Hazards in Pipelining CPU
Pipelining in processors allows you to save a lot of time but also introduces a lot of hazards in them
Hazards in pipelining CPU
Hazards are stalls that happen because of various reasons in the CPU. They're broadly of three kinds:
Structural Hazards
Take the unified L1 cache.
| clock cycle 1 | clock cycle 2 | clock cycle 3 | clock cycle 4 | clock cycle 5 |
|---|---|---|---|---|
| IF1 | ID1 | EX1 | DA1 | WB1 |
| IF2 | ID2 | EX2 | DA2 | |
| IF3 | ID3 | EX3 | ||
| IF4 | ID4 | |||
| X |
The X denotes that IF5 cannot happen because DA2 and DA3 are already occupying the bus. Hence Split L1 Cache == better.
Data Hazards
| instruction | cycle 1 | cycle 2 | cycle 3 | cycle 4 | cycle 5 |
|---|---|---|---|---|---|
| add t2, t0, t1 | IF1 | ID1 | EX1 | DA1 | WB1 |
| add t4, t2, t1 | IF2 | X | X | ID2 |
Stalls occur because of dependencies in data.
Other examples:
- Write after read: when a later write writes before an earlier read.

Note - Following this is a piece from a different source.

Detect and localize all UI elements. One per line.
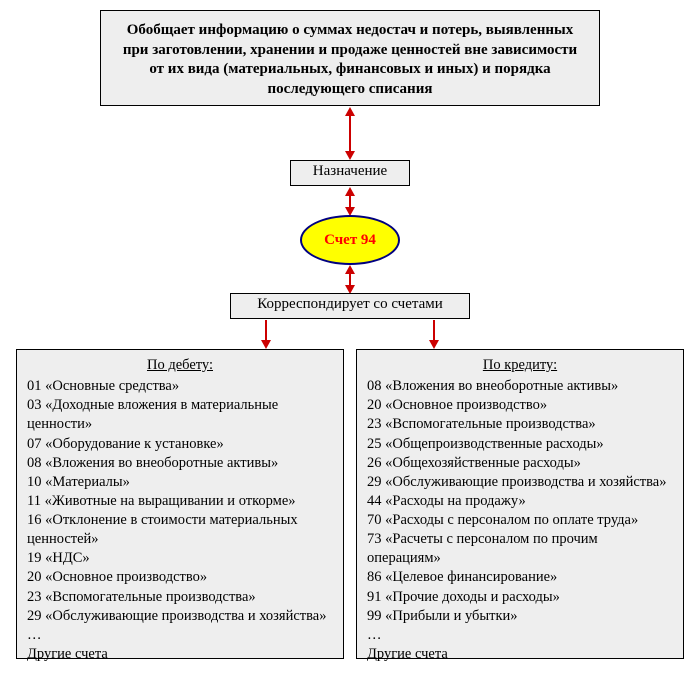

- Write after write: when a later write writes before an earlier write.
- Read after write: when it reads the earlier value instead of the later one.
Mitigations include:
- instruction reordering: has to be done by the compiler but can also be done by the processor although it complicates hardware.
- Operand forwarding: once data is in buffers forward the data from the buffers to the next instructions before writing to the registers.
Control Hazards
Branch instructions: Branch condition outcomes are only known at execution time.
Simple solution: Stall until execution time.
Slightly better but complicated solution: Move the check to decode stage. Eg. XOR for equality.
This removes the stall in case the branch was not taken but if it was taken then the buffer has to be flushed and the later instruction fetched.
This can be accomplished using simple counter structures known as branch predictors.